The American public is split on the prospect of giving a universal basic income to Americans who lose their jobs to artificial intelligence, according to a new poll.
In a Gallup and Northeastern University poll released Monday, 48 percent of those surveyed said they would support a universal basic income (UBI) compared to 52 percent who said they would oppose it.
There was a large difference in responses based on respondents’ political identification.
Of respondents who said they are Democrats, 65 percent said they would support UBI, while only 28 percent of Republicans said they would support the measure.
Support for UBI also varies by gender, age and education levels.
Of the men surveyed, 43 percent would support the UBI while 52 percent of women polled said they would back it.
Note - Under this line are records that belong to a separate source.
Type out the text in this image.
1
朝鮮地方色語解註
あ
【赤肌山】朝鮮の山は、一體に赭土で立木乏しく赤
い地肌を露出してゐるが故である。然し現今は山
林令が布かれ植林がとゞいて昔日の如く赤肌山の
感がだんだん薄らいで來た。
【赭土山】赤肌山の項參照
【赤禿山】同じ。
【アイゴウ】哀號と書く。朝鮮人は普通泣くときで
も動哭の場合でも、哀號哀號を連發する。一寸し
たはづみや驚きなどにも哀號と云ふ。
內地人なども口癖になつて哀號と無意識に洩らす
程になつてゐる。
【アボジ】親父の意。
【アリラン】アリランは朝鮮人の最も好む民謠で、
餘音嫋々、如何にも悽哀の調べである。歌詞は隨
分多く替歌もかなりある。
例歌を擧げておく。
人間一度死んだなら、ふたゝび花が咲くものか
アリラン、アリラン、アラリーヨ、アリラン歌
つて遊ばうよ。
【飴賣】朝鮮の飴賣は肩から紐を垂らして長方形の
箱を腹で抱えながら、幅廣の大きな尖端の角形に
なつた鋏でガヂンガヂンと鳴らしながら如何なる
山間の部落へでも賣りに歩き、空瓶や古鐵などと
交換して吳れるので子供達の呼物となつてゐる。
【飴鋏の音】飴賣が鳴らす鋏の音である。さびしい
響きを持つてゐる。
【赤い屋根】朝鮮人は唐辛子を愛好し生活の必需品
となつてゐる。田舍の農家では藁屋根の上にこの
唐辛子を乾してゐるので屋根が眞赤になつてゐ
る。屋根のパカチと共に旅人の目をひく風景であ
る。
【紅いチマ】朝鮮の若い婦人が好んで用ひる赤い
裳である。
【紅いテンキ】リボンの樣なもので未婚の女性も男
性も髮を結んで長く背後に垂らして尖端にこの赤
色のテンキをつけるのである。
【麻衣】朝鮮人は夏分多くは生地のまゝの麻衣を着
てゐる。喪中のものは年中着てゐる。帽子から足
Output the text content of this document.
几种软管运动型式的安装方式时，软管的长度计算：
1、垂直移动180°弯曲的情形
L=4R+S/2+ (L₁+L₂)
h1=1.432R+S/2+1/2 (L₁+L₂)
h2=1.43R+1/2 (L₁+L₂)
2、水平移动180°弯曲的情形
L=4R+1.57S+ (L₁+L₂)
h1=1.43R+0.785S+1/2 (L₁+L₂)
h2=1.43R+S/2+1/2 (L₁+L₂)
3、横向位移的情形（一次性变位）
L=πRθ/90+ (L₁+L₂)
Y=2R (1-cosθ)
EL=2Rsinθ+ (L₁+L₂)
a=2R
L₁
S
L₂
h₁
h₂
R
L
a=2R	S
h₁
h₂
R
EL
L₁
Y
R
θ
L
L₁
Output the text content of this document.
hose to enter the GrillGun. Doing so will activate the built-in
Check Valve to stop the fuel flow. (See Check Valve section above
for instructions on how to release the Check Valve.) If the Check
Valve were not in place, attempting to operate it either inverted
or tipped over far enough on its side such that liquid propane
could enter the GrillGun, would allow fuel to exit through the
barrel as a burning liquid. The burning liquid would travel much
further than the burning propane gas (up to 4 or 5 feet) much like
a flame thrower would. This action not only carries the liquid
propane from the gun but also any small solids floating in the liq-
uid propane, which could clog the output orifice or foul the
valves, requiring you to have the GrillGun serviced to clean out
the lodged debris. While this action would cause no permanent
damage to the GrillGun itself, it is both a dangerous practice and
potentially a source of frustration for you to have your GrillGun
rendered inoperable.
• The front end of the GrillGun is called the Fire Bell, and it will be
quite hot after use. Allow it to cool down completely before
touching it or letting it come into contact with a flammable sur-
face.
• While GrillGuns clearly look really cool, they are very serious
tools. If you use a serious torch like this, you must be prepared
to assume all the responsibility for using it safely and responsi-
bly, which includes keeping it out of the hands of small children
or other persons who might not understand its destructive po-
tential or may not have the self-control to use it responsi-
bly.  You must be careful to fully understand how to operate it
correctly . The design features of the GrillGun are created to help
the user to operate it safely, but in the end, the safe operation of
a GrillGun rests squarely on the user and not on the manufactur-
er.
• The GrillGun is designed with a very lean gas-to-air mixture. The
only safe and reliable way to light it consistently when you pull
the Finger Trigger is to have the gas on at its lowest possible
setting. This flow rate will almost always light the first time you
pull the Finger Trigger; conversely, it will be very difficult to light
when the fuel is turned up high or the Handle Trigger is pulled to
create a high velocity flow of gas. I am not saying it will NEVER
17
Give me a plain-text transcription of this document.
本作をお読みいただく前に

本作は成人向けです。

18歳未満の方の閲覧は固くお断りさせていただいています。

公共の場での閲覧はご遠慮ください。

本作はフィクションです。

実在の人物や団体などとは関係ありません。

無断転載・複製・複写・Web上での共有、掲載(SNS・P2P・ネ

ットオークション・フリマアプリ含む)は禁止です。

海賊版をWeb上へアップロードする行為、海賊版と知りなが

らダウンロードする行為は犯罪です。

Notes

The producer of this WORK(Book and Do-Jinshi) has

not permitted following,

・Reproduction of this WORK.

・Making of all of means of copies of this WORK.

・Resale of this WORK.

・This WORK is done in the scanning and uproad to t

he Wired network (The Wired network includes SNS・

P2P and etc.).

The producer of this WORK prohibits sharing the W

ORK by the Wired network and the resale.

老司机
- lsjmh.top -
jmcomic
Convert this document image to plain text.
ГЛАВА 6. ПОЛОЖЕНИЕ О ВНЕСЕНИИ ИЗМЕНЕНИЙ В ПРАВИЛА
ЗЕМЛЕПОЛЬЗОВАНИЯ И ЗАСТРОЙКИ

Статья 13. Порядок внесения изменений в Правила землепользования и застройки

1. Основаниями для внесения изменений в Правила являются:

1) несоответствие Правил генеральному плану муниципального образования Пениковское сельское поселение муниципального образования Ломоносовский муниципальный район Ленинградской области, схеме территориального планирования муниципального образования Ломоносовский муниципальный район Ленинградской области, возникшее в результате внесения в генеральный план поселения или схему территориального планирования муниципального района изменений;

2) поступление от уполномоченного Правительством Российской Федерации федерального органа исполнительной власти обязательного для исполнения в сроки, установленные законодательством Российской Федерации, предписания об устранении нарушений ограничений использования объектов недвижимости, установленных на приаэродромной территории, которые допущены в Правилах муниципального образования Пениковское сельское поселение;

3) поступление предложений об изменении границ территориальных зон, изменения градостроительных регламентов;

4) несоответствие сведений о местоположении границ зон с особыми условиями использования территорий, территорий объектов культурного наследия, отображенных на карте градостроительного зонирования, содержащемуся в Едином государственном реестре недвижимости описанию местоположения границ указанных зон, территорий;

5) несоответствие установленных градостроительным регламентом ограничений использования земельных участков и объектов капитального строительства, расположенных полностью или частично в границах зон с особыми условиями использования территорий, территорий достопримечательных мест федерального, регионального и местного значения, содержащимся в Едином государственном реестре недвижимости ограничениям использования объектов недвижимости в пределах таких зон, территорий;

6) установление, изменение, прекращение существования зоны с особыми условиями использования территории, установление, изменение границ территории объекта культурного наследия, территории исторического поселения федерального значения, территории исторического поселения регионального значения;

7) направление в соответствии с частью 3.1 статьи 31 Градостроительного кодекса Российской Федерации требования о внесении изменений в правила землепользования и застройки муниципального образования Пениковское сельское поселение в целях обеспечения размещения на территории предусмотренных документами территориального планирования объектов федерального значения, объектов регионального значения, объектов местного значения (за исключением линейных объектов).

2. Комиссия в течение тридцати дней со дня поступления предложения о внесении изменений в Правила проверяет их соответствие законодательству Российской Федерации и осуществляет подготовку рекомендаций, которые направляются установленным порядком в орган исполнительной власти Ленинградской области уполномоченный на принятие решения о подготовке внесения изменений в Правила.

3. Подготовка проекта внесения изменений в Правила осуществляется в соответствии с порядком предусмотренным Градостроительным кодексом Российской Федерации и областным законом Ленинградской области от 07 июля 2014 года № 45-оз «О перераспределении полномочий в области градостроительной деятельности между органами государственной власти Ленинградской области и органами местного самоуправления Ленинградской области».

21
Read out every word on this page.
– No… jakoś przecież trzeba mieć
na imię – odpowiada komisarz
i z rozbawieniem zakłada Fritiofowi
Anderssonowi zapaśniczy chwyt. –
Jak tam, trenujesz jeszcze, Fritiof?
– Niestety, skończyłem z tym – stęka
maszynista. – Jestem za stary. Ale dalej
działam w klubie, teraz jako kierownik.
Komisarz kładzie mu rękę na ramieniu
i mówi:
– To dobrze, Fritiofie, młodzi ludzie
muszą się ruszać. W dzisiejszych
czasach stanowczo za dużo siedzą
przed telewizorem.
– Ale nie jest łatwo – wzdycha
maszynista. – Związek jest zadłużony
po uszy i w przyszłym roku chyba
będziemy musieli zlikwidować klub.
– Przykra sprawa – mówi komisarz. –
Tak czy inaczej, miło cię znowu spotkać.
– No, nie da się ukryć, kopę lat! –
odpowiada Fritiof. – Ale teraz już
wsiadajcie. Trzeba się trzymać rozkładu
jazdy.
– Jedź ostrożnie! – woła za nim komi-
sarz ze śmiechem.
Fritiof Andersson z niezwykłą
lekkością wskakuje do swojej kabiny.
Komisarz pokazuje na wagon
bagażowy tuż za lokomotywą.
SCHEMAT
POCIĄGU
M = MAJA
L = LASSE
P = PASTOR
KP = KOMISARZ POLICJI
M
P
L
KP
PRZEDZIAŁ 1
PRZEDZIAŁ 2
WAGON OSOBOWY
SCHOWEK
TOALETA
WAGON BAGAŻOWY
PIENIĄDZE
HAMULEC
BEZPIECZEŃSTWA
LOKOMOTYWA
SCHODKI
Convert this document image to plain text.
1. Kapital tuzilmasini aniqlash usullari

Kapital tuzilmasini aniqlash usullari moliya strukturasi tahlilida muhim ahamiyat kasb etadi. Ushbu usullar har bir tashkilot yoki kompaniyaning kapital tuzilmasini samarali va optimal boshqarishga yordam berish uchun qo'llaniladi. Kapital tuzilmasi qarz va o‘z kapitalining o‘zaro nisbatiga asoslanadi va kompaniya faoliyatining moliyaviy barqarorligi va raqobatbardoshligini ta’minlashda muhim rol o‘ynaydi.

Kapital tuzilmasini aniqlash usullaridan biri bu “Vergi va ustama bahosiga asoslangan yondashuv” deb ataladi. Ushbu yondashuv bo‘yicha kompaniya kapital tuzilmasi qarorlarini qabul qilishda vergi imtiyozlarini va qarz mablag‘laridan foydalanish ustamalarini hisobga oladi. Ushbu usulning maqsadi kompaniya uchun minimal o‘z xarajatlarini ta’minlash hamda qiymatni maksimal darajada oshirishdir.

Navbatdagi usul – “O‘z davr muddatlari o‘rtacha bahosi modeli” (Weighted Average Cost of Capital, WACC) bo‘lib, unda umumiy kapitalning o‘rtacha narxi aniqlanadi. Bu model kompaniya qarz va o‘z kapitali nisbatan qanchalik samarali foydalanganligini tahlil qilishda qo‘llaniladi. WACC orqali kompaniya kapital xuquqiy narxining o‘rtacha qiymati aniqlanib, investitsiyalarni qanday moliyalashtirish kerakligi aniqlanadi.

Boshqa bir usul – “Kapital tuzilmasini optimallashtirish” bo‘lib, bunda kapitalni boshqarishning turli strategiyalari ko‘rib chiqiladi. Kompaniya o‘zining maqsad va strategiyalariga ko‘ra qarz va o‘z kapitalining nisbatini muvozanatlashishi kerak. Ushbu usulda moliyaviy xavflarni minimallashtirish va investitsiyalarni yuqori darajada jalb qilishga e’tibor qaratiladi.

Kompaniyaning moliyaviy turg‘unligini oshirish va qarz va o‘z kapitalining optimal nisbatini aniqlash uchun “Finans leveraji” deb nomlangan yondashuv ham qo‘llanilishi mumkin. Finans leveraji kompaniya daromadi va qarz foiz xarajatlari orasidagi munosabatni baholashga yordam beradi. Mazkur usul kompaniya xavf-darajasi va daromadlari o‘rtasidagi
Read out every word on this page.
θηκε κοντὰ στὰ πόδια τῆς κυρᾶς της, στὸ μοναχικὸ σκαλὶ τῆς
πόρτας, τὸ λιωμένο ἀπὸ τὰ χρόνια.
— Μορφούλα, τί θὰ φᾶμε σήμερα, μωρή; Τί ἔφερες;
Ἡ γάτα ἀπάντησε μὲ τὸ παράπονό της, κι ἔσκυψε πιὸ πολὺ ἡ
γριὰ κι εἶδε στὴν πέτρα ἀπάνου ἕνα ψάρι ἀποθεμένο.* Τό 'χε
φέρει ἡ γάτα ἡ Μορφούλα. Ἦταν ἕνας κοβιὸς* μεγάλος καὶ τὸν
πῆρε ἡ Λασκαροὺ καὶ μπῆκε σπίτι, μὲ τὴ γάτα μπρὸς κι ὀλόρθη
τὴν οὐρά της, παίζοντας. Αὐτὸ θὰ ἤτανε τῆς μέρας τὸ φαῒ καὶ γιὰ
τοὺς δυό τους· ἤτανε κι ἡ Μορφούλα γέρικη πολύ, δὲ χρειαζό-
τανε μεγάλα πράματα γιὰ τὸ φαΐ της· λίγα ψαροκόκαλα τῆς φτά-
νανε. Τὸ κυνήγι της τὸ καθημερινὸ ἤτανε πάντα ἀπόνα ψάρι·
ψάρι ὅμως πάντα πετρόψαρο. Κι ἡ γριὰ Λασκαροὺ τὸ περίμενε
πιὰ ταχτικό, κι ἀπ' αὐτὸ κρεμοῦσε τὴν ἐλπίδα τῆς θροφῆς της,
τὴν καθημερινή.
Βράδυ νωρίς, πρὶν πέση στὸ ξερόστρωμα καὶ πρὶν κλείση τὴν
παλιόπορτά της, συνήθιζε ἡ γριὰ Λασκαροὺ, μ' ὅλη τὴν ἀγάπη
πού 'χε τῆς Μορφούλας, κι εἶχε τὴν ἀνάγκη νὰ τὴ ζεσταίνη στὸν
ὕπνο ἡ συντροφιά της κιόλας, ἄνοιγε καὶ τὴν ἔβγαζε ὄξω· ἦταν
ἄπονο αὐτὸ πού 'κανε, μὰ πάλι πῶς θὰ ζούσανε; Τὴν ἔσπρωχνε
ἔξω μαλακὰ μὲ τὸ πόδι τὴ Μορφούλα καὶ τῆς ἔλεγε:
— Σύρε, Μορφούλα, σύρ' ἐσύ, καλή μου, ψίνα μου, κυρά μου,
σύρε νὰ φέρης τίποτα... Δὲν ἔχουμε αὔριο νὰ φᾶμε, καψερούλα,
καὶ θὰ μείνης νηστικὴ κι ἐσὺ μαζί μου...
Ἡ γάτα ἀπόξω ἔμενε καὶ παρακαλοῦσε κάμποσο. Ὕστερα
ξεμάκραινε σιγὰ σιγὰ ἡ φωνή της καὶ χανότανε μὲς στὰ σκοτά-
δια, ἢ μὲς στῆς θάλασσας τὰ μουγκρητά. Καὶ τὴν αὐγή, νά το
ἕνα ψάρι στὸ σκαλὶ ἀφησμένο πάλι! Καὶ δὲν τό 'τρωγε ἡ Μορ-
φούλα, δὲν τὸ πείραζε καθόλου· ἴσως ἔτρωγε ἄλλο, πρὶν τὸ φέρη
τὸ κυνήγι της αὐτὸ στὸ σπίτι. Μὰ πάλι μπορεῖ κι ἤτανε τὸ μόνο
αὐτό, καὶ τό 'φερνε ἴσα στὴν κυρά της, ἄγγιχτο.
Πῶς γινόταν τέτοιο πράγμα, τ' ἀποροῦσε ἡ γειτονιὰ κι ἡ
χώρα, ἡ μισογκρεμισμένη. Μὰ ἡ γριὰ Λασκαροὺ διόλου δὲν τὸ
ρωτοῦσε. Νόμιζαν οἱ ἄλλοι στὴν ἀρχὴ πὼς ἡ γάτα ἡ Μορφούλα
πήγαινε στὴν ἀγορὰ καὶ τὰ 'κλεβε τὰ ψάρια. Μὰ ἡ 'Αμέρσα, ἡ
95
Younger Americans, aged 18-35, are most likely to support UBI, at 54 percent, while only 38 percent of respondents 66 and older supported UBI.
Those with bachelor’s degrees are likely to support it, at 51 percent, than those without, at 42 percent.
While many Americans are divided on UBI as an answer to the potential economic harms of automation, they are in step with who would have to pay for UBI measures if enacted.
Forty-six percent of those polled said they would be willing to pay higher taxes to fund UBI.
Those polled, however, expressed overwhelming support for companies paying this type of “robot tax,” with 80 percent saying that companies benefitting most from the AI should help cover the cost of a hypothetical UBI.
UBI, which only several years ago was floated as a fringe idea, has gained increased support as the potential for job displacement becomes real with the proliferation of AI.
Technology CEOs like Facebook’s Mark Zuckerberg and Salesforce’s Marc Benioff have argued that a UBI could be useful.
Bill Gates has specifically argued for a “robot tax” on companies who replace human workers with AI.
Major politicians like former Democratic presidential candidate Hillary Clinton and Sen. Bernie Sanders (I-Vt.) have expressed interest in the policy.